Kasus Kekerasan Seksual di NTB: Pentingnya Prinsip Keadilan
Menghormati Proses Hukum dan Keberpihakan pada Korban
FAJAR.CO.ID, JAKARTA — Kasus dugaan tindak pidana kekerasan seksual (TPKS) di Nusa Tenggara Barat (NTB) yang melibatkan tersangka penyandang tunadaksa tanpa kedua lengan menarik perhatian luas publik. Lembaga Perlindungan Saksi dan Korban (LPSK) menegaskan pentingnya menjunjung tinggi prinsip keadilan bagi korban dan pelaku, dengan tetap menghormati proses hukum yang sedang terjadi.
Pendekatan Profesional dan Adil dalam Menangani Kekerasan Seksual
Wakil Ketua LPSK, Sri Nurherwati, menekankan bahwa masyarakat harus menghormati proses hukum tanpa memberikan stigma atau asumsi yang dapat merugikan para pihak. Menurutnya, kekerasan seksual adalah kejahatan yang dapat dilakukan oleh siapa saja, termasuk oleh penyandang disabilitas. Oleh karena itu, pendekatan yang profesional dan adil menjadi sangat penting dalam mengungkap kebenaran.
Peran Korban dalam Pengungkapan Kebenaran
“Kita harus mendukung korban dalam pengungkapan kebenaran dan memberikan ruang bagi pengalaman mereka untuk menjadi sumber fakta utama dalam perkara ini.
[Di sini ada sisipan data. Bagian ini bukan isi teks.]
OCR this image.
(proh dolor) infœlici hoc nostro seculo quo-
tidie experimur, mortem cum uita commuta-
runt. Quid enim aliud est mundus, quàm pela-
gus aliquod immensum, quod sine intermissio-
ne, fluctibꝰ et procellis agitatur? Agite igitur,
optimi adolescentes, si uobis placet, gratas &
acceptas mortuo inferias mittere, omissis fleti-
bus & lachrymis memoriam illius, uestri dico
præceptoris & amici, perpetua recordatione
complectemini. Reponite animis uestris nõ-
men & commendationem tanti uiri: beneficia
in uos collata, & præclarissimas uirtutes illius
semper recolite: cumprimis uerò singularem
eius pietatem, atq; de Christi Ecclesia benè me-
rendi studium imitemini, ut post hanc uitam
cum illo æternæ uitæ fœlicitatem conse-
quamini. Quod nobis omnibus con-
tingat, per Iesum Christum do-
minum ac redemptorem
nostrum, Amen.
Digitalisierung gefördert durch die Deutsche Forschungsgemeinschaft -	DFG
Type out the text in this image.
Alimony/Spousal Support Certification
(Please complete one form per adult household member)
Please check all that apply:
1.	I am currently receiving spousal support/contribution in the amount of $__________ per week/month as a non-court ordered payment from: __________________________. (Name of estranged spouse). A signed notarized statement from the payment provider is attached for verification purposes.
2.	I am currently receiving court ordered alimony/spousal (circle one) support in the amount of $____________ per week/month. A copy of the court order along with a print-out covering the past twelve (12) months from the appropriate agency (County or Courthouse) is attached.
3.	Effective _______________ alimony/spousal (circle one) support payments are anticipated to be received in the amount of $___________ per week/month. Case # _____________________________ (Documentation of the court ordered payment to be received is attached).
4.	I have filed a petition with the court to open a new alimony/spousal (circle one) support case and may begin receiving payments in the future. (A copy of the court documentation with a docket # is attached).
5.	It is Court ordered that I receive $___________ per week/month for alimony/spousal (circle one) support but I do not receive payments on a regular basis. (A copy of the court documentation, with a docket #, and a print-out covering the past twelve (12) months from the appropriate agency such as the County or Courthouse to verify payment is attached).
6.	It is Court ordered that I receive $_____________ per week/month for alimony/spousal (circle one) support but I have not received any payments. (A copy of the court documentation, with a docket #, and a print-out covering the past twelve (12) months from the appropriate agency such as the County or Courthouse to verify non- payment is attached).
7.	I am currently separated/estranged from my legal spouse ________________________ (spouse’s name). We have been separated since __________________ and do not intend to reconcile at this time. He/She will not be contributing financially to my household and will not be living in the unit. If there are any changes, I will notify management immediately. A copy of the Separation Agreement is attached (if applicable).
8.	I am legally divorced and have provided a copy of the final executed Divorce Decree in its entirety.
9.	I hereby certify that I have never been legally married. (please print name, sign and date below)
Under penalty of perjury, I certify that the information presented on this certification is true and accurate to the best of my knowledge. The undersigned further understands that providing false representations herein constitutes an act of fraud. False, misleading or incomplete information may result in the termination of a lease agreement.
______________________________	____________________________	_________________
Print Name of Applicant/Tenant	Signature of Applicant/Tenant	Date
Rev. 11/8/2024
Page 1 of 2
Hal ini sangat penting bagi aparat penegak hukum (APH) untuk memahami bagaimana pelaku dengan kondisi disabilitas dapat melakukan tindak pidana, sebagaimana dilaporkan korban,” tegas Sri Nurherwati.
Penerapan Undang-Undang Nomor 12 Tahun 2022 tentang TPKS
Sri Nurherwati juga mengingatkan bahwa korban memiliki hak untuk menyampaikan pengalaman mereka sebagai sumber fakta utama yang akan membantu APH mengungkap bagaimana dugaan tindak pidana ini dapat terjadi. Selain itu, LPSK menyoroti pentingnya penerapan Undang-Undang Nomor 12 Tahun 2022 tentang TPKS yang bertujuan untuk memulihkan hak-hak korban dan memberikan perlindungan dari risiko viktimisasi.